Munir Bashir helps power a high-voltage workplace. As team leader for merchandising and special promotions at a large electronics retailer's store in Springfield, Virginia, he spends his days making sure the store's current of products flows smoothly, from the loading dock to the sales floor.
Typically, Munir starts the morning by meeting with his team members about the things needing to be done that day. Then it's his job to make sure everyone understands and stays on task. His team's responsibilities range from ensuring shipment arrivals at the store's back door go smoothly, to creating and maintaining merchandise displays on the sales floor. Given the size of the store, this means Munir is nearly always in motion.
Communication is key to his success as a team leader, Munir says. He takes pride in his communication skills, not only because they make him more effective at his job, but also because he is deaf. As a result, he uses a lot of non-verbal communication tools, such as print outs and display schematics. He also reads lips. Munir knows sign language, a skill that also allows him to assist store customers who may be deaf; however, he doesn't use an interpreter to carry out his daily job responsibilities.

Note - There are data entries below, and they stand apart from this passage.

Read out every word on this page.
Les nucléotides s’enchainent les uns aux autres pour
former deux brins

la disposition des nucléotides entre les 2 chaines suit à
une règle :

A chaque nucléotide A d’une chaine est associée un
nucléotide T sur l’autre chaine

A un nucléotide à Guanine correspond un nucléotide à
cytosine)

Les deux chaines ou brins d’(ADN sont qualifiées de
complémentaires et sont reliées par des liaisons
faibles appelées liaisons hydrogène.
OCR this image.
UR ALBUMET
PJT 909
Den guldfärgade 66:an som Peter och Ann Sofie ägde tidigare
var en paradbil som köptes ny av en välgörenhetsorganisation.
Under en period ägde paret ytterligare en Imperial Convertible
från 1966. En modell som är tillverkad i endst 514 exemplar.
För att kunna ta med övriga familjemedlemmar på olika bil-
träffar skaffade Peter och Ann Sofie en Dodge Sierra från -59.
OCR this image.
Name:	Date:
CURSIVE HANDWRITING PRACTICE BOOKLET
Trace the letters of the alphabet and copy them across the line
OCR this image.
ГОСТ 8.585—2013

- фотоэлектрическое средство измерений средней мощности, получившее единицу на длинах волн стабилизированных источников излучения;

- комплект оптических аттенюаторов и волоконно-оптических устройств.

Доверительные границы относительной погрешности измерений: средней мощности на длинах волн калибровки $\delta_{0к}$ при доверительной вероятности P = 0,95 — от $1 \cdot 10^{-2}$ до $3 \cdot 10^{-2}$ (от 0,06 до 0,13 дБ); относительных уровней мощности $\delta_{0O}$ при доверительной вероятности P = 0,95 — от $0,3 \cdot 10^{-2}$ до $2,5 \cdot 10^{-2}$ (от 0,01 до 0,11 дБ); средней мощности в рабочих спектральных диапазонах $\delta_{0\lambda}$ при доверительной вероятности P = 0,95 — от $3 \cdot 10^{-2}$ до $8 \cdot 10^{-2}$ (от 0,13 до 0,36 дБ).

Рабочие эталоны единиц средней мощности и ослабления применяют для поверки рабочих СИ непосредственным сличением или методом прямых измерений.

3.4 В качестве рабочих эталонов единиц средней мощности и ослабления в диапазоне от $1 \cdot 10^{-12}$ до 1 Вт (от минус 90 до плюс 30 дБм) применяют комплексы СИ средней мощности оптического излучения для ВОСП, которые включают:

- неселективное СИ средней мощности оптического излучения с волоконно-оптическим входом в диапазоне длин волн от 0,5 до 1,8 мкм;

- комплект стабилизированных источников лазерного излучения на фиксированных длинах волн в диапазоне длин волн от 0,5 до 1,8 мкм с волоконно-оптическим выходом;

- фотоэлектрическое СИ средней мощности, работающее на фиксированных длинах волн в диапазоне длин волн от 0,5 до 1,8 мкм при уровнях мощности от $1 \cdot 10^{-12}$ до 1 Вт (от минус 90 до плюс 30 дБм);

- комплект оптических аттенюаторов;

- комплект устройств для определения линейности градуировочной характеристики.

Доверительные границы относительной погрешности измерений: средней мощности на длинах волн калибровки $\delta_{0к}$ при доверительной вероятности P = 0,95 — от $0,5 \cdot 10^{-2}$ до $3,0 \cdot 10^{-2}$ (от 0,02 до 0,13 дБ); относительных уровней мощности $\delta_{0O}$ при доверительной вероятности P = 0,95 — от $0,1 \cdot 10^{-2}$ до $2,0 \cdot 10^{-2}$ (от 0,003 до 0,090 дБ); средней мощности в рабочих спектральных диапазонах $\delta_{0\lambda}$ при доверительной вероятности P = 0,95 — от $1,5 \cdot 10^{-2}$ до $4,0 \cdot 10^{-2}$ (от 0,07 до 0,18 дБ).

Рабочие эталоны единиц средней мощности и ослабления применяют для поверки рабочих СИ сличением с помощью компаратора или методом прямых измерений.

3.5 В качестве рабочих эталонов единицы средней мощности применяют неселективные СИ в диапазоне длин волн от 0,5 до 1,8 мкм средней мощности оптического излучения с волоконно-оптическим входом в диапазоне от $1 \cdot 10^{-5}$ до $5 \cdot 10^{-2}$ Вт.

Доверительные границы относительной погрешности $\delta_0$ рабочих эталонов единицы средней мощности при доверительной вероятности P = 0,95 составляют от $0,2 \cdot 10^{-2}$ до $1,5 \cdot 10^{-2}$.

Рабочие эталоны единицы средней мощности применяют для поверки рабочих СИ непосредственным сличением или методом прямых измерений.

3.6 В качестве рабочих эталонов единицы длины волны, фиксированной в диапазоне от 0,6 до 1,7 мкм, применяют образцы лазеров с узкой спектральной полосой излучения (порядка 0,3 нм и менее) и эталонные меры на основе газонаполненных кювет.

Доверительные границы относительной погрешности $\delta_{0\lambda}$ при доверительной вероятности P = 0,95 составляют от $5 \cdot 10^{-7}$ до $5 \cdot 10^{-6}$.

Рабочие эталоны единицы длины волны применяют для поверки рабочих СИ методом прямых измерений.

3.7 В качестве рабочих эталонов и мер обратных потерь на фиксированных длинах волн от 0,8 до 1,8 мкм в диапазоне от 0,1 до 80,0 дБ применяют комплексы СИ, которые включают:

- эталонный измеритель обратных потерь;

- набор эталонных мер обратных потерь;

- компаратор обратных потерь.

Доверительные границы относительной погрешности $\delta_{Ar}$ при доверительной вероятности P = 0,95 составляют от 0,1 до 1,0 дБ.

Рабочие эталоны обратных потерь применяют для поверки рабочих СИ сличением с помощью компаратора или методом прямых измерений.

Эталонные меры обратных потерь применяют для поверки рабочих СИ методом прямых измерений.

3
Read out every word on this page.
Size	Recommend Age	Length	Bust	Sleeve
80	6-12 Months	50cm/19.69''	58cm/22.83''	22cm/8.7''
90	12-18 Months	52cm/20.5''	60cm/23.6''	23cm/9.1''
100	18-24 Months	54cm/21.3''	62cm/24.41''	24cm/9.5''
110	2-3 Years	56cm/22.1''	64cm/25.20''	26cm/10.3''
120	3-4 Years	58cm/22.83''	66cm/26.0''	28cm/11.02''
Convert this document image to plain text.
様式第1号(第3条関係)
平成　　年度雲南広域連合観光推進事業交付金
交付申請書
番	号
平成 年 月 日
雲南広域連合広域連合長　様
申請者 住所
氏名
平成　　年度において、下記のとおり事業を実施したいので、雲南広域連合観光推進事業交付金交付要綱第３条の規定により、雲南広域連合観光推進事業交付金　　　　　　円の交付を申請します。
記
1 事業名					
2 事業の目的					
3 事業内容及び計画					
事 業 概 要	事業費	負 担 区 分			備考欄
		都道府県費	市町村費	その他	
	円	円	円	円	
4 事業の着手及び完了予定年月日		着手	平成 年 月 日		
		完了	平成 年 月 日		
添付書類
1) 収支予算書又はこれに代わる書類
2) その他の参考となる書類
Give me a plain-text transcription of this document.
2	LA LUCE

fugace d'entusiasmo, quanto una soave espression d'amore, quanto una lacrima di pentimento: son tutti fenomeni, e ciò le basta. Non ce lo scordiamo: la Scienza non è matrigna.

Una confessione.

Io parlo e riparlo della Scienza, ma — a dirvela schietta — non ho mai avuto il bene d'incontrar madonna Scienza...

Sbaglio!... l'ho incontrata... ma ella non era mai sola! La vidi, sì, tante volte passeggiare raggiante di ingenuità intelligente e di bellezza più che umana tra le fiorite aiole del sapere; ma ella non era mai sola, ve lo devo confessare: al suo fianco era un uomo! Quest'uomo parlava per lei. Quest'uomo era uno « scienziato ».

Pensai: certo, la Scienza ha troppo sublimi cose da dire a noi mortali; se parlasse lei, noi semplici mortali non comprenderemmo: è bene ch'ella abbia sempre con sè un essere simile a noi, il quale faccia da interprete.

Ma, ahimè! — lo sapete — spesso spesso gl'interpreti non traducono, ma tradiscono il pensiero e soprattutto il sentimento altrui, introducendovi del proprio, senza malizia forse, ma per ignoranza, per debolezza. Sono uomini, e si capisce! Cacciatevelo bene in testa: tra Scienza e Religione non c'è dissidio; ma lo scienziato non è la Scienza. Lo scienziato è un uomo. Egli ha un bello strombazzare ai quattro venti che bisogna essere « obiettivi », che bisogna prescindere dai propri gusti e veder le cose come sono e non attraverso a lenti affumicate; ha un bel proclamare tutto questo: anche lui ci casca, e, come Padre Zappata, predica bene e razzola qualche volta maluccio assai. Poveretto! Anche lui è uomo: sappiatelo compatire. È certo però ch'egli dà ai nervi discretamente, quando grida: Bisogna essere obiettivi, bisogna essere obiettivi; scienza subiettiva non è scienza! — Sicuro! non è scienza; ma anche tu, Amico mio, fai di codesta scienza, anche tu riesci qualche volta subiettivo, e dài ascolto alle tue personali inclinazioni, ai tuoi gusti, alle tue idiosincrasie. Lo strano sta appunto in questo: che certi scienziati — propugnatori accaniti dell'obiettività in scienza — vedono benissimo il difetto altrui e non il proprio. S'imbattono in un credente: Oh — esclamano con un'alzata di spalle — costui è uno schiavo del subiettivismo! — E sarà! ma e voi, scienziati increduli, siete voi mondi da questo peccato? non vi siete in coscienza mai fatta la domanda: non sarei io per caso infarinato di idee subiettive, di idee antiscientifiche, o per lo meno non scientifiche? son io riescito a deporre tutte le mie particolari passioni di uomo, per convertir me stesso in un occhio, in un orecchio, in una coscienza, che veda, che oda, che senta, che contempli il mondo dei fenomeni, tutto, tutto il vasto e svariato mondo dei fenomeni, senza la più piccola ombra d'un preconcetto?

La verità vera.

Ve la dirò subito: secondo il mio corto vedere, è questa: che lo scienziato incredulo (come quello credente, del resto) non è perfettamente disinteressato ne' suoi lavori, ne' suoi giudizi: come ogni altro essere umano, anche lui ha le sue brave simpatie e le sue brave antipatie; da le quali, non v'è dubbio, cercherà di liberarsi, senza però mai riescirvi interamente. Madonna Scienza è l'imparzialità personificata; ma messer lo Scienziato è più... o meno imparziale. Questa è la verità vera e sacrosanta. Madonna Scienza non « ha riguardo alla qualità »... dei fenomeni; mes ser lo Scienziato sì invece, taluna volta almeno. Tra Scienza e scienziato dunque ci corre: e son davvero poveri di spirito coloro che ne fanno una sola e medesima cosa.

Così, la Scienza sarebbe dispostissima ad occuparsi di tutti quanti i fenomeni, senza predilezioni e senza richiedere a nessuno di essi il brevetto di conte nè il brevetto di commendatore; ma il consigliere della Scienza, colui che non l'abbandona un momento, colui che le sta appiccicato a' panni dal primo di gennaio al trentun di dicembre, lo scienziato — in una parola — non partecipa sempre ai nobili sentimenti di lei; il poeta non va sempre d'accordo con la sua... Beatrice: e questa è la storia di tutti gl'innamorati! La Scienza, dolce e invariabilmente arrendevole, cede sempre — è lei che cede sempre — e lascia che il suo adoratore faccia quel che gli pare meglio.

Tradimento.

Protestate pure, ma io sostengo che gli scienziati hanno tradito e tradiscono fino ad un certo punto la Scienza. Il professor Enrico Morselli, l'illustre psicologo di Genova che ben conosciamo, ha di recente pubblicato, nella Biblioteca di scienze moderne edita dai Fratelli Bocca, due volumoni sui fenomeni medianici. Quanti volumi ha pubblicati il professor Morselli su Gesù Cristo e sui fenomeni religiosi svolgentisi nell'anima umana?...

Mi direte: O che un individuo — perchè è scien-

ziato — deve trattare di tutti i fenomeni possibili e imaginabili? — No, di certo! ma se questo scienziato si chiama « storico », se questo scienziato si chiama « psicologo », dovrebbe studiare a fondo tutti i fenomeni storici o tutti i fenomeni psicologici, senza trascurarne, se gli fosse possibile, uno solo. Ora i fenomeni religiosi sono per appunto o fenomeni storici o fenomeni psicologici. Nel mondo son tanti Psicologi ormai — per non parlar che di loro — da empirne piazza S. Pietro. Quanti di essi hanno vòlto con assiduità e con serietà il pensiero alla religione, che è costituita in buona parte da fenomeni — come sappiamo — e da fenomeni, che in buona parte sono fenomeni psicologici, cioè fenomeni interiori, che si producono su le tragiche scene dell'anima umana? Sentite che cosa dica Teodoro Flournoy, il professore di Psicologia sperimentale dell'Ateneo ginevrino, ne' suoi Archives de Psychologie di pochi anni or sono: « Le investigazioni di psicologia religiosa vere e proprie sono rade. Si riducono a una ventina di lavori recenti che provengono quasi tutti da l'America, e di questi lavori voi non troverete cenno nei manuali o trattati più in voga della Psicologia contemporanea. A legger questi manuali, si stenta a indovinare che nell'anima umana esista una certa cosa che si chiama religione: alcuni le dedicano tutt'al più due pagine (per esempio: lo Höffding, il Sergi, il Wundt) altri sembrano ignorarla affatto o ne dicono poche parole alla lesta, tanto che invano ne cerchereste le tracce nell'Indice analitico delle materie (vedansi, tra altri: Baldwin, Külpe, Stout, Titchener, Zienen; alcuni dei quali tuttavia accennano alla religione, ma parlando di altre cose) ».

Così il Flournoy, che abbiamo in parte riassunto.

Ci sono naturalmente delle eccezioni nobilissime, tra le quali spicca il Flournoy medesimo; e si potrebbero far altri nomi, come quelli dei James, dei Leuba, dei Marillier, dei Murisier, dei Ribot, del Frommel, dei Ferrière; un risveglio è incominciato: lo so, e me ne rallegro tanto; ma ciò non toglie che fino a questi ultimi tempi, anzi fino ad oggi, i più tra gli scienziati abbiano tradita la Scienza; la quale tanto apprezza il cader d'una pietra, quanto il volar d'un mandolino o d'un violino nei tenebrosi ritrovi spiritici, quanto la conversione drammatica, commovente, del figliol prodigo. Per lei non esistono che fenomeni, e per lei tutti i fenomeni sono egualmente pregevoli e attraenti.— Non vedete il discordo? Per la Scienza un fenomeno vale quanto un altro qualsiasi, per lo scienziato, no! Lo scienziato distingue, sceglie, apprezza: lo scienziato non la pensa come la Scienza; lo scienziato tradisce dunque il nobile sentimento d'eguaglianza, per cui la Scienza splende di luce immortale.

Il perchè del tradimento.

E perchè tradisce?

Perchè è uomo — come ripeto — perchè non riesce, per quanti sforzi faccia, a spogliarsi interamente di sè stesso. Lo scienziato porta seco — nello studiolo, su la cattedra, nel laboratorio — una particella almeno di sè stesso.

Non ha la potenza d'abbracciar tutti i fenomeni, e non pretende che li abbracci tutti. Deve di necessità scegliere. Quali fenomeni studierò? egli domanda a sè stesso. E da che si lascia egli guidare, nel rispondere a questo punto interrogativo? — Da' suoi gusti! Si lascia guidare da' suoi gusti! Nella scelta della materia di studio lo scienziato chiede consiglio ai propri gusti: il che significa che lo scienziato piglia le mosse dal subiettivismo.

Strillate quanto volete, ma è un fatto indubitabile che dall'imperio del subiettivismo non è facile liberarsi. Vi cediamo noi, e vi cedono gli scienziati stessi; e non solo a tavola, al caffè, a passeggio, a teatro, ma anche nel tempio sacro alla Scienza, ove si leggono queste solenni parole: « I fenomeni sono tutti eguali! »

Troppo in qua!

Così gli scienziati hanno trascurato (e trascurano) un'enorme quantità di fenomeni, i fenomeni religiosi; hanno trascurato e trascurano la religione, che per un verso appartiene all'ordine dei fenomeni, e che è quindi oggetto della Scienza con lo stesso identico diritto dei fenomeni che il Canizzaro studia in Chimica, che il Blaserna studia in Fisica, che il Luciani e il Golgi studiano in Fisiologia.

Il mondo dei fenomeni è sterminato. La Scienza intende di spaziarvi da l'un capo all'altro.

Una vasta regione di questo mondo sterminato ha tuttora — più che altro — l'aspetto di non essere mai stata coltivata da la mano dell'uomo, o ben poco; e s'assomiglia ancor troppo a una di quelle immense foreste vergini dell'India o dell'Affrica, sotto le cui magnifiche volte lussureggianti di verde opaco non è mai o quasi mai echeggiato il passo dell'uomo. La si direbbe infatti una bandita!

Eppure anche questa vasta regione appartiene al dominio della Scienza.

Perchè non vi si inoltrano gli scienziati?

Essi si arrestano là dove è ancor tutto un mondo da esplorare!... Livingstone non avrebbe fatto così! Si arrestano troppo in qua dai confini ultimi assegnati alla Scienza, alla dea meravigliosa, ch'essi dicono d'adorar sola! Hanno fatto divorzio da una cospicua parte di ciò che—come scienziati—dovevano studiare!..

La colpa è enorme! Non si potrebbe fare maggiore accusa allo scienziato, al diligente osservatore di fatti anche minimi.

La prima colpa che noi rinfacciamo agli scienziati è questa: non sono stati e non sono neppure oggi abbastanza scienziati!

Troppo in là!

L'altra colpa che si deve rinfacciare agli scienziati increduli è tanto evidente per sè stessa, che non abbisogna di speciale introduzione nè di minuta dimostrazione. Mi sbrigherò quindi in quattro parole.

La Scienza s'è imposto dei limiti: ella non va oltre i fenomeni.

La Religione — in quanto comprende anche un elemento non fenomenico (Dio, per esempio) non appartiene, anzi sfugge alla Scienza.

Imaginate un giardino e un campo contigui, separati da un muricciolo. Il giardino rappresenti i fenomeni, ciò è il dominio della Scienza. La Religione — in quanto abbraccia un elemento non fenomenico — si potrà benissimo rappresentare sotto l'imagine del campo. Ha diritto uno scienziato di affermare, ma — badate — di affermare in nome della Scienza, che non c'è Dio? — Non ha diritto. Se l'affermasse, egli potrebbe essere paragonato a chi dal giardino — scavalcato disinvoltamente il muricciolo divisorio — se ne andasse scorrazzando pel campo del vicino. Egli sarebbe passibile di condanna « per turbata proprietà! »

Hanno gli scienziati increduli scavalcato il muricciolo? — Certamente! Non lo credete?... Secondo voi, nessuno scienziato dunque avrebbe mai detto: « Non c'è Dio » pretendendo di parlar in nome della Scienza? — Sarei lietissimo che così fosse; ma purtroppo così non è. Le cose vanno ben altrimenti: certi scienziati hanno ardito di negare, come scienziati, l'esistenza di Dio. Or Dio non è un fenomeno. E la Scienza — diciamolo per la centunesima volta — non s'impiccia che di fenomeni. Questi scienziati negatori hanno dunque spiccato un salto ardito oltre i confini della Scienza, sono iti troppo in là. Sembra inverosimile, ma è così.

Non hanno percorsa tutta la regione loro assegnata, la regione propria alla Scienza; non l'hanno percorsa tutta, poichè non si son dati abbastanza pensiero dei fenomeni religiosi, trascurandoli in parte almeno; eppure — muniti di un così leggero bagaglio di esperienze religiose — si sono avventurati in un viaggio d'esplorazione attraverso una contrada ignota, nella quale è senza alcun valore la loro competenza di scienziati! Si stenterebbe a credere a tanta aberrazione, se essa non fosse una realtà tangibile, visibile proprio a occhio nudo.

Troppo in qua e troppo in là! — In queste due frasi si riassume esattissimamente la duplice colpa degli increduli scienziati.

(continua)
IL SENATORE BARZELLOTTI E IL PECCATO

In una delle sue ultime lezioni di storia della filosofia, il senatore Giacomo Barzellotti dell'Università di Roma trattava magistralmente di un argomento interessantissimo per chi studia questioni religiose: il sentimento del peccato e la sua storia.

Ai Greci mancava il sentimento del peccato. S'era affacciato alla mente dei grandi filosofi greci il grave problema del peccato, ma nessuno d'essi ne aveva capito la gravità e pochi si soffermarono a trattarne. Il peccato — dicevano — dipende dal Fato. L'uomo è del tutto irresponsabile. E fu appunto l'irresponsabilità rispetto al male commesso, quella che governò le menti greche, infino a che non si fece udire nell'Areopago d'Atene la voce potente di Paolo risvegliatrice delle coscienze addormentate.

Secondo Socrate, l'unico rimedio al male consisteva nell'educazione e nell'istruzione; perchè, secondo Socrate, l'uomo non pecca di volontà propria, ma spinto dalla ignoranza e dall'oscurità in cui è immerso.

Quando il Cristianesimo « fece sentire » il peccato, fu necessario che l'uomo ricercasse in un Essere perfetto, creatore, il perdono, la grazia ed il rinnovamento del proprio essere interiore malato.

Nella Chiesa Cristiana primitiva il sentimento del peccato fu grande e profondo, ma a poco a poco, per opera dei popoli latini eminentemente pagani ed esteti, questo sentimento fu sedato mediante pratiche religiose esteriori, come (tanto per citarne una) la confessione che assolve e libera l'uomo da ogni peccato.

What Munir likes best about his job is the atmosphere — not only because he's a techie himself, but also because of his employer's emphasis on respect and communication. He originally applied at the store as a way to learn more about computers, but he's gained much more in knowledge and expertise in the three years since he was hired.
Munir hopes his success can help other people with disabilities, especially young people, also understand the benefits they can gain — and offer — in the workplace. "My advice is to convince an employer you can do the job and that you are alright with who you are," he says. "Don't get discouraged. Go for it. No matter who you are, just keep that positive mindset."